Epaves, chaînes de navires, ancres, mines de la Seconde Guerre Mondiale, fûts industriels toxiques, conteneurs arrachés par les tempêtes… Les raisons de voir ce qui encombre le fond des eaux ne manquent pas. En premier lieu pour les dragues, ces bateaux-usines qui, sous la responsabilité des autorités portuaires, creusent régulièrement le fond afin d’en entretenir la navigabilité. “La plupart de ces déchets gisent à moins de 100 mètres de profondeur”, explique Xavier Lalanne, directeur de recherche chez Geomag. Créée en 1989, cette petite entreprise française (quatre salariés) est l’une des trois sociétés au monde spécialisées dans les capteurs magnétiques. C’est le chef de file du projet de recherche Eurêka-Magis – Magnetic and Acoustic Imaging System, Système d’imagerie sous-marine magnétique et acoustique. Mais les dragues ne sont pas les seuls à être intéressés par cette vision sous l’eau : “Les bateaux-câbliers (poseurs de câbles), qui déploient les réseaux de fibre optique des opérateurs télécoms le long des fleuves en canaux, sont aussi concernés”, ajoute Xavier Lalanne.
Or, aujourd’hui, aucune solution convenable n’existe pour ausculter les fonds marins à un prix acceptable. “On recourt au sonar, qui détecte des objets à condition qu’ils soient posés sur le fond. Et au magnétomètre, qui mesure le champ magnétique terrestre et décèle les objets pourvu qu’ils aient une intensité magnétique, et qui voit, lui, le sédiment. Pas si simple, cependant. Ces deux appareils, énormes, sont remorqués chacun à 200 ou 300 mètres à l’arrière du navire, précise Xavier Lalanne. Résultat, lorsqu’on recherche avec un sonar un amas de fûts de déchets toxiques, on repère au mieux une forme parmi toutes celles qui existent. C’est avec le magnétomètre que l’on valide l’information. Ensuite, on envoie les plongeurs.”

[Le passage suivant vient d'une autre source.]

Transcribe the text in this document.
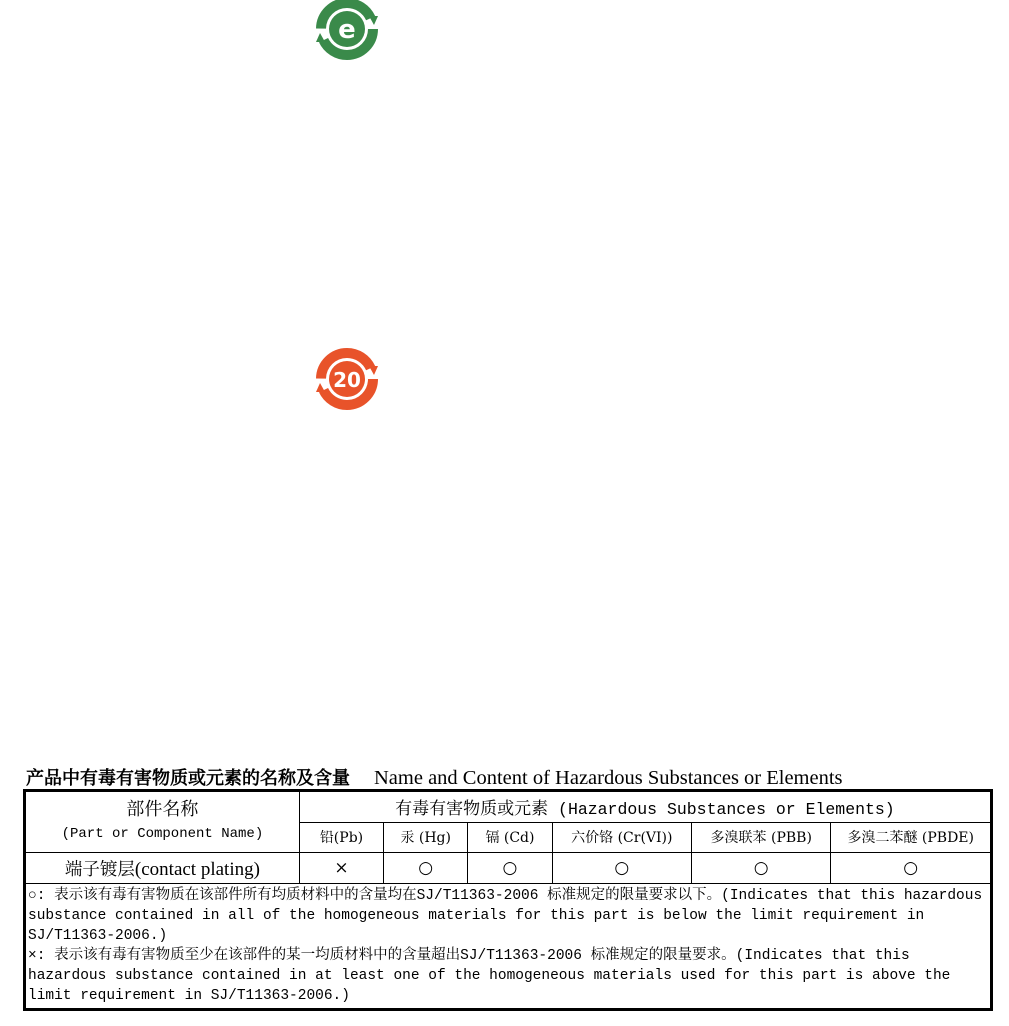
e
20
产品中有毒有害物质或元素的名称及含量 Name and Content of Hazardous Substances or Elements
部件名称
(Part or Component Name)	有毒有害物质或元素 (Hazardous Substances or Elements)					
	铅(Pb)	汞 (Hg)	镉 (Cd)	六价铬 (Cr(VI))	多溴联苯 (PBB)	多溴二苯醚 (PBDE)
端子镀层(contact plating)	×	○	○	○	○	○

○: 表示该有毒有害物质在该部件所有均质材料中的含量均在SJ/T11363-2006 标准规定的限量要求以下。(Indicates that this hazardous substance contained in all of the homogeneous materials for this part is below the limit requirement in SJ/T11363-2006.)
×: 表示该有毒有害物质至少在该部件的某一均质材料中的含量超出SJ/T11363-2006 标准规定的限量要求。(Indicates that this hazardous substance contained in at least one of the homogeneous materials used for this part is above the limit requirement in SJ/T11363-2006.)						
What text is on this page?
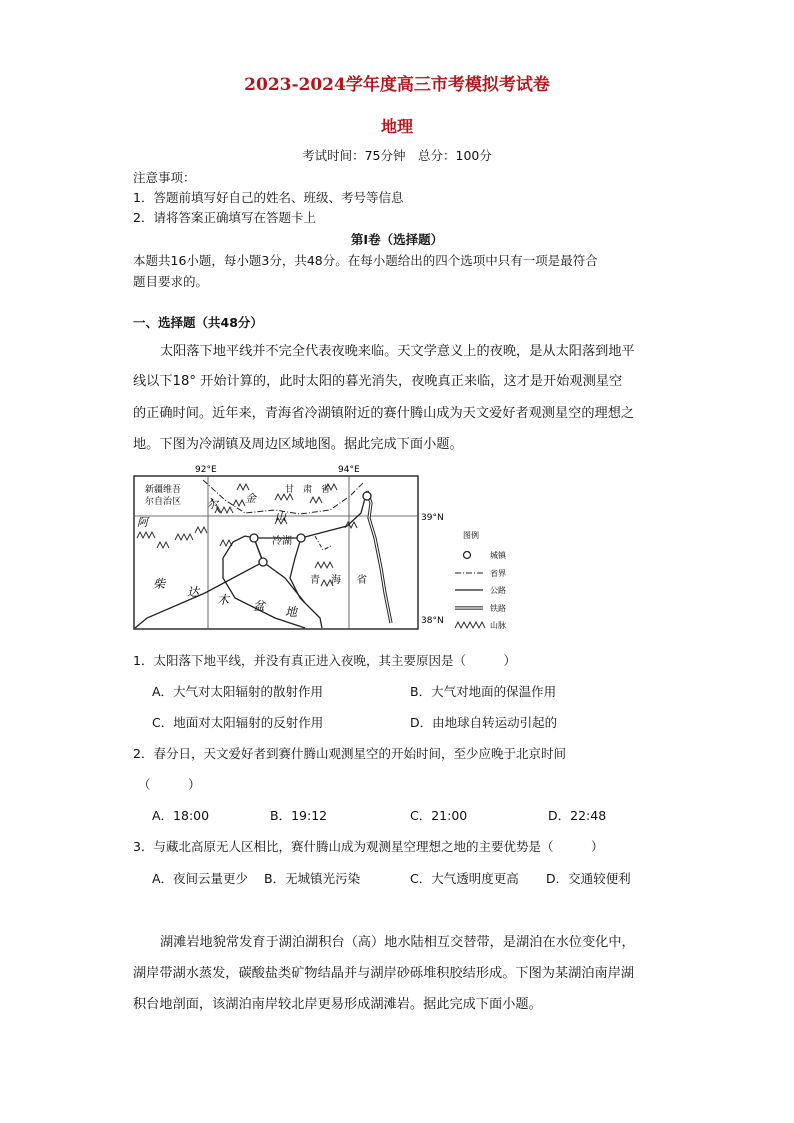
2023-2024学年度高三市考模拟考试卷
地理
考试时间：75分钟　总分：100分
注意事项：
1．答题前填写好自己的姓名、班级、考号等信息
2．请将答案正确填写在答题卡上
第Ⅰ卷（选择题）
本题共16小题，每小题3分，共48分。在每小题给出的四个选项中只有一项是最符合
题目要求的。
一、选择题（共48分）
太阳落下地平线并不完全代表夜晚来临。天文学意义上的夜晚，是从太阳落到地平
线以下18° 开始计算的，此时太阳的暮光消失，夜晚真正来临，这才是开始观测星空
的正确时间。近年来，青海省冷湖镇附近的赛什腾山成为天文爱好者观测星空的理想之
地。下图为冷湖镇及周边区域地图。据此完成下面小题。
92°E	94°E
39°N
38°N
新疆维吾
尔自治区
甘　肃　省
冷湖
青 海 省
阿
尔 金
山
柴
达
木 盆 地
图例
城镇
省界
公路
铁路
山脉
1．太阳落下地平线，并没有真正进入夜晚，其主要原因是（　　　）
A．大气对太阳辐射的散射作用	B．大气对地面的保温作用
C．地面对太阳辐射的反射作用	D．由地球自转运动引起的
2．春分日，天文爱好者到赛什腾山观测星空的开始时间，至少应晚于北京时间
（　　　）
A．18:00	B．19:12	C．21:00	D．22:48
3．与藏北高原无人区相比，赛什腾山成为观测星空理想之地的主要优势是（　　　）
A．夜间云量更少 B．无城镇光污染	C．大气透明度更高 D．交通较便利
湖滩岩地貌常发育于湖泊湖积台（高）地水陆相互交替带，是湖泊在水位变化中，
湖岸带湖水蒸发，碳酸盐类矿物结晶并与湖岸砂砾堆积胶结形成。下图为某湖泊南岸湖
积台地剖面，该湖泊南岸较北岸更易形成湖滩岩。据此完成下面小题。
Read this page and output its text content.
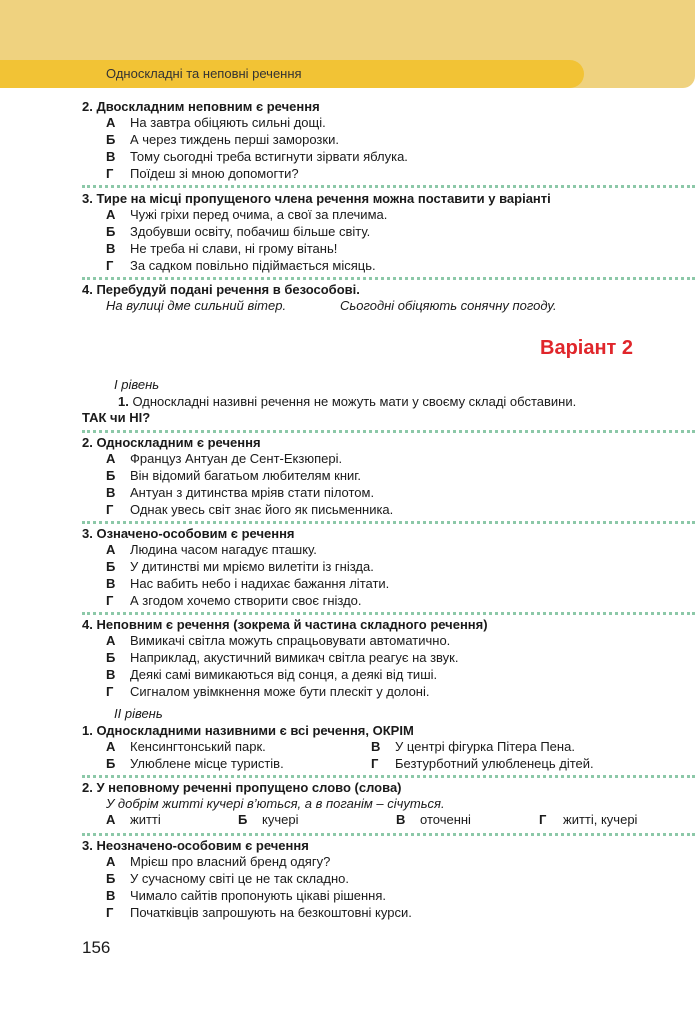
Односкладні та неповні речення
2. Двоскладним неповним є речення
А	На завтра обіцяють сильні дощі.
Б	А через тиждень перші заморозки.
В	Тому сьогодні треба встигнути зірвати яблука.
Г	Поїдеш зі мною допомогти?
3. Тире на місці пропущеного члена речення можна поставити у варіанті
А	Чужі гріхи перед очима, а свої за плечима.
Б	Здобувши освіту, побачиш більше світу.
В	Не треба ні слави, ні грому вітань!
Г	За садком повільно підіймається місяць.
4. Перебудуй подані речення в безособові.
На вулиці дме сильний вітер.	Сьогодні обіцяють сонячну погоду.
Варіант 2
І рівень
1. Односкладні називні речення не можуть мати у своєму складі обставини.
ТАК чи НІ?
2. Односкладним є речення
А	Француз Антуан де Сент-Екзюпері.
Б	Він відомий багатьом любителям книг.
В	Антуан з дитинства мріяв стати пілотом.
Г	Однак увесь світ знає його як письменника.
3. Означено-особовим є речення
А	Людина часом нагадує пташку.
Б	У дитинстві ми мріємо вилетіти із гнізда.
В	Нас вабить небо і надихає бажання літати.
Г	А згодом хочемо створити своє гніздо.
4. Неповним є речення (зокрема й частина складного речення)
А	Вимикачі світла можуть спрацьовувати автоматично.
Б	Наприклад, акустичний вимикач світла реагує на звук.
В	Деякі самі вимикаються від сонця, а деякі від тиші.
Г	Сигналом увімкнення може бути плескіт у долоні.
ІІ рівень
1. Односкладними називними є всі речення, ОКРІМ
А	Кенсингтонський парк.	В	У центрі фігурка Пітера Пена.
Б	Улюблене місце туристів.	Г	Безтурботний улюбленець дітей.
2. У неповному реченні пропущено слово (слова)
У добрім житті кучері в’ються, а в поганім – січуться.
А	житті	Б	кучері	В	оточенні	Г	житті, кучері
3. Неозначено-особовим є речення
А	Мрієш про власний бренд одягу?
Б	У сучасному світі це не так складно.
В	Чимало сайтів пропонують цікаві рішення.
Г	Початківців запрошують на безкоштовні курси.
156
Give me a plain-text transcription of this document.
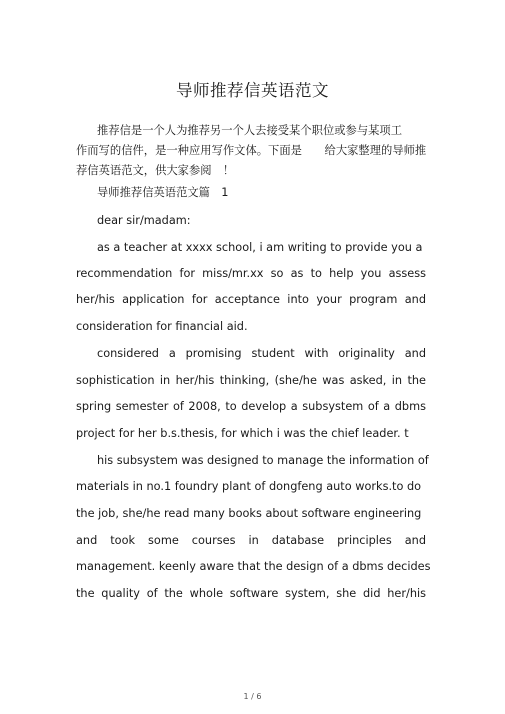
导师推荐信英语范文
推荐信是一个人为推荐另一个人去接受某个职位或参与某项工
作而写的信件，是一种应用写作文体。下面是　　给大家整理的导师推
荐信英语范文，供大家参阅　！
导师推荐信英语范文篇　1
dear sir/madam:
as a teacher at xxxx school, i am writing to provide you a
recommendation for miss/mr.xx so as to help you assess
her/his application for acceptance into your program and
consideration for financial aid.
considered a promising student with originality and
sophistication in her/his thinking, (she/he was asked, in the
spring semester of 2008, to develop a subsystem of a dbms
project for her b.s.thesis, for which i was the chief leader. t
his subsystem was designed to manage the information of
materials in no.1 foundry plant of dongfeng auto works.to do
the job, she/he read many books about software engineering
and took some courses in database principles and
management. keenly aware that the design of a dbms decides
the quality of the whole software system, she did her/his
1 / 6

Avec son projet de recherche européen Magis (un budget d’environ 5 millions de francs sur deux ans), Geomag développe un appareil innovant, le Magis, qui rassemble dans le même engin un magnétomètre et un sonar. En une seule passe, il réalise l’impossible : la fusion rapide (quelques millièmes de secondes) des données magnétiques et acoustiques afin d’obtenir une imagerie de synthèse magnético-acoustique de haute résolution (10-4 Hz : 1/10 000e Hz) destinée à la détection d’objets posés sur le fond marin ou enfouis dans le sédiment.
Magis est ouvert à dautres logiciels et usages
“Aujourd’hui, malgré le GPS (Global Positioning System, système de localisation géographi- que – NDLR), on ne sait pas où le véhicule se trouve exactement. Surtout sous la surface de l’eau”, reprend le directeur de recherche. Avec Magis, les observateurs re- trouveront un fût de 200 litres en acier pesant 25 kilogrammes jusqu’à une dizaine de mètres du capteur. Peu impressionnant, peut-être, mais personne n’y était jamais parvenu jusqu’à présent. Restait à inventer un nouveau capteur magnétique. “Nous sommes partis d’une technologie de satellite d’observation magnétique, dont nous avons réalisé une version non spatialisée. Donc cent fois moins chère, confie Xavier Lalanne. Aujourd’hui, nous abordons une vision qui n’existait pas. Les opérateurs de Magis vont diviser par deux le coût de leurs heures de bateau océanographique, qui s’élève à 100 000 francs par jour. Et notre système ne coûtera que de 500 000 à 700 000 francs.” Autre originalité, la plate-forme technique Magis est ouverte à des logiciels commerciaux de traitement des données géophysiques, comme ceux de GeoSoft ou d’Intrepid. Du coup, les sociétés utilisatrices vont adapter leurs propres traitements, qui sont très différents selon l’utilisation : prospection pétrolière ou recherche d’épaves.